文科省は来年度から「高等教育の修学支援新制度」を実施する。新制度では「住民税非課税世帯及びそれに準ずる世帯」を対象に、私立・国公立大学などの入学金と授業料を国の負担で減免するほか給付奨学金を拡充する。免除や給付の金額は、該当世帯の中でも収入に応じた差をつける。財源は消費税率引き上げによる税収で、少子化対策の一環として家庭の経済状況に関わらず進学できる環境を整えることを目的とする。

授業料減免に関して、これまで私立大学は各大学の判断で特待生制度などを設けて対応してきたが、新制度では要件を満たすすべての学生を対象に国が財源を確保するため、該当世帯の学生への経済的支援が広がる形となる。一方、国公立大学ではこれまで公費を財源に新制度の基準より高い年収の世帯に対しても免除の申請を受け付けてきた。新制度の対象とならない学生が一定数生じることについて文科省は各大学に対応を委ねるとしており、現在国立大学は文科省が目安とする11月からの募集開始に向け、検討を進めている。

大学院生は対象外

なお、大学院生は新制度の対象にならない。文科省はその理由として、▼大学院への進学が18歳人口の5・5%に留まっていること▼20歳以上で就労して収入を得ている者とのバランスを考える必要があることを挙げた。大学院生に対し各大学はこれまで公費で授業料免除などを実施しており、文科省は「こうした大学院生への経済的支援を縮小するものではない」としている。

給付奨学金を拡充 申込始まる

給付奨学金について現行の制度では、住民税非課税世帯を対象に日本学生支援機構が支給している。
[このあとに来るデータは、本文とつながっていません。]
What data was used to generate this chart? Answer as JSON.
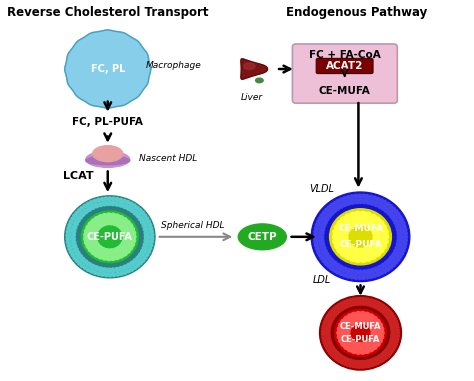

新制度ではその対象世帯を拡大するほか、非課税世帯への支給額を増やす。非課税世帯の学生は現在、自宅外生が国公立大で3万円、私立大で4万円受給しており、自宅生は国公立大で2万円、私立大で3万円となっている(すべて月額)。新制度では国公立大・私立大ともに、自宅生は約1万円、自宅外生は約3万円増額する。

給付奨学金に関して京大は10月30日、在学生向けの募集要項を発表した。給付を希望する場合、教育推進・学生支援部学生課奨学掛(総合研究10号館1階)で必要書類を受け取り、11月25日までに提出することとしている。